En partic. [D'une maladie, d'un mal] "Douloureux, grave, pénible, éprouvant, terrible" : LA DAME. (...) Si grief mal n'enduray Onques mais jour ! (Mir. enf. ress., 1353, 18). Trop sueffre et port grief maladie Par tout le corps. (Mir. st Val., c.1367, 126). LA MARQUISE [au marquis]. (...) Si [la nouvelle épouse de marquis] ne pourroit souffrir n'attendre, Au moins si comme je le pense, A son cuer si grief pestillence Com j'ay souffert sans contredit. (Gris., 1395, 94). ...ledit maistre Jaques ne les avoit peu ne povoit signer, ne grosser, obstant la griefve maladie contenue qui l'empeschoit. (FAUQ., II, 1421-1430, 25). Ou plus que Job soit en griefve souffrance, Tenant prison en la tour Dedalus, Qui mal voudroit au royaume de France ! (VILLON, Poèmes variés R.H., c.1456-1463, 58). ...une maladie le print en l'oeil si greve, qu'il ne le povoit tenir ouvert (C.N.N., c.1456-1467, 502). Terre trambler, L'aer deust toner - et l'eau corant Et la dorment deussent falhir ; Le feu ardent ; Par grief torment - deust tout morir. Les elemens deussent perir, A neant venir, Sentent la mort de leur createur. (Pass. Auv., 1477, 247). ...icelui roy Daire ayant une greve doleance en l'un des piez, où nul medicin ne povoit donner remede (SIMON DE PHARES, Astrol., c.1494-1498, f° 52 v°). ...et à Tours fut maistre Nicolle de Lorrix qui prenostica de la famine, qui fut l'an IIIIe de l'empereur Henri et de la très grefve mortalité, qui fut quasi universelle par tout le monde (SIMON DE PHARES, Astrol., c.1494-1498, f° 110 v°).

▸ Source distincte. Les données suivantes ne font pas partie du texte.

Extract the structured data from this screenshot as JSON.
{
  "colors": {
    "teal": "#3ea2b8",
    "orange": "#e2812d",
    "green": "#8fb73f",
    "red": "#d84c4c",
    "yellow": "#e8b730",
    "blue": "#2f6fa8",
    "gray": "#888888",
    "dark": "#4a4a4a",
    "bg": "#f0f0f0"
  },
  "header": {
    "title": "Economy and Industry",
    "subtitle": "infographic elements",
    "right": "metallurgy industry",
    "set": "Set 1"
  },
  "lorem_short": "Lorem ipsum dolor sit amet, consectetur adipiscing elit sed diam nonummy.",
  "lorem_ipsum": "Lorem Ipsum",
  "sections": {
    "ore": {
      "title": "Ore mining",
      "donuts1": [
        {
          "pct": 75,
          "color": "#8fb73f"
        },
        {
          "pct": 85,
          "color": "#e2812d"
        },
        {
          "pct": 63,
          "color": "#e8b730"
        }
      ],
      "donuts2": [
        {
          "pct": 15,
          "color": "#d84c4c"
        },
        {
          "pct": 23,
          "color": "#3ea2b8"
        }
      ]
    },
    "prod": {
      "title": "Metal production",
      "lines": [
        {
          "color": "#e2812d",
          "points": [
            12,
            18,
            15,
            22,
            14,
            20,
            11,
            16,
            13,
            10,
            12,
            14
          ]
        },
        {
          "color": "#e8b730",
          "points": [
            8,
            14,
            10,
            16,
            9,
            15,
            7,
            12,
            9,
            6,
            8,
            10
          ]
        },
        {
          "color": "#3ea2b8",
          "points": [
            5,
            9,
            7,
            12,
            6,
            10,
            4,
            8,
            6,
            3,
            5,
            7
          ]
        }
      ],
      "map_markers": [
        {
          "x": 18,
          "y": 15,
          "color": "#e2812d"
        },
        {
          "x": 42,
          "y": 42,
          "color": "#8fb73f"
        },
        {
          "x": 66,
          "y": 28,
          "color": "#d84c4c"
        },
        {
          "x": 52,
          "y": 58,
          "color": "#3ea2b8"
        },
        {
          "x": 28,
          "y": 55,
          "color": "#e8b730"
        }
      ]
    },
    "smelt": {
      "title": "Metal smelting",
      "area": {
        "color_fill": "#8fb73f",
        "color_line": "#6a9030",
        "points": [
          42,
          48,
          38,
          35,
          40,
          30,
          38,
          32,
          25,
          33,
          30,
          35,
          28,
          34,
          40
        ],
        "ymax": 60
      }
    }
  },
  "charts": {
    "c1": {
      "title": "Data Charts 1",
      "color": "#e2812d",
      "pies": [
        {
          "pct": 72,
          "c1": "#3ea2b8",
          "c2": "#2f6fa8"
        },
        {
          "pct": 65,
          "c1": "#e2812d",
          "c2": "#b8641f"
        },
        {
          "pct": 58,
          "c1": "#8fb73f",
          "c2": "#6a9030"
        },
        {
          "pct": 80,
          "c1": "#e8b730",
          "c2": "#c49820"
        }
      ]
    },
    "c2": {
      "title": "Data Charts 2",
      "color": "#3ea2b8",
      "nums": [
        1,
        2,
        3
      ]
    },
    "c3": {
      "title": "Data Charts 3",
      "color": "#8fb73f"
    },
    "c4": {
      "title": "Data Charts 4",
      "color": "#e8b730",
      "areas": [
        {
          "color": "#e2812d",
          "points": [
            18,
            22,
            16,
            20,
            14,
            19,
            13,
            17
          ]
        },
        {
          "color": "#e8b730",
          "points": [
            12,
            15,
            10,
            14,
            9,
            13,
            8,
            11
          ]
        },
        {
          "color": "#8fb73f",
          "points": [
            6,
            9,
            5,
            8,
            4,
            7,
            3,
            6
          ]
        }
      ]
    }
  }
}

Viconte estoit de Meaulx (...), Dont nous portons dedens nostre cueur quelque Griefve douleur qui nous est plus amere Qu'onques ne fut la mort de filz a mere, Qu'on voit mourir ou endesver d'ahan. (LA VIGNE, V.N., p.1495, 316).

 

-

Empl. adv. "Gravement" : Ha ! mére Dieu, (...) conme il péche grief et mal Qui ne pense de toy servir ! (Mir. marq. Gaudine, 1350, 153). Vous savez Com j'ay esté malade grief (Mir. emper. Romme, 1369, 246).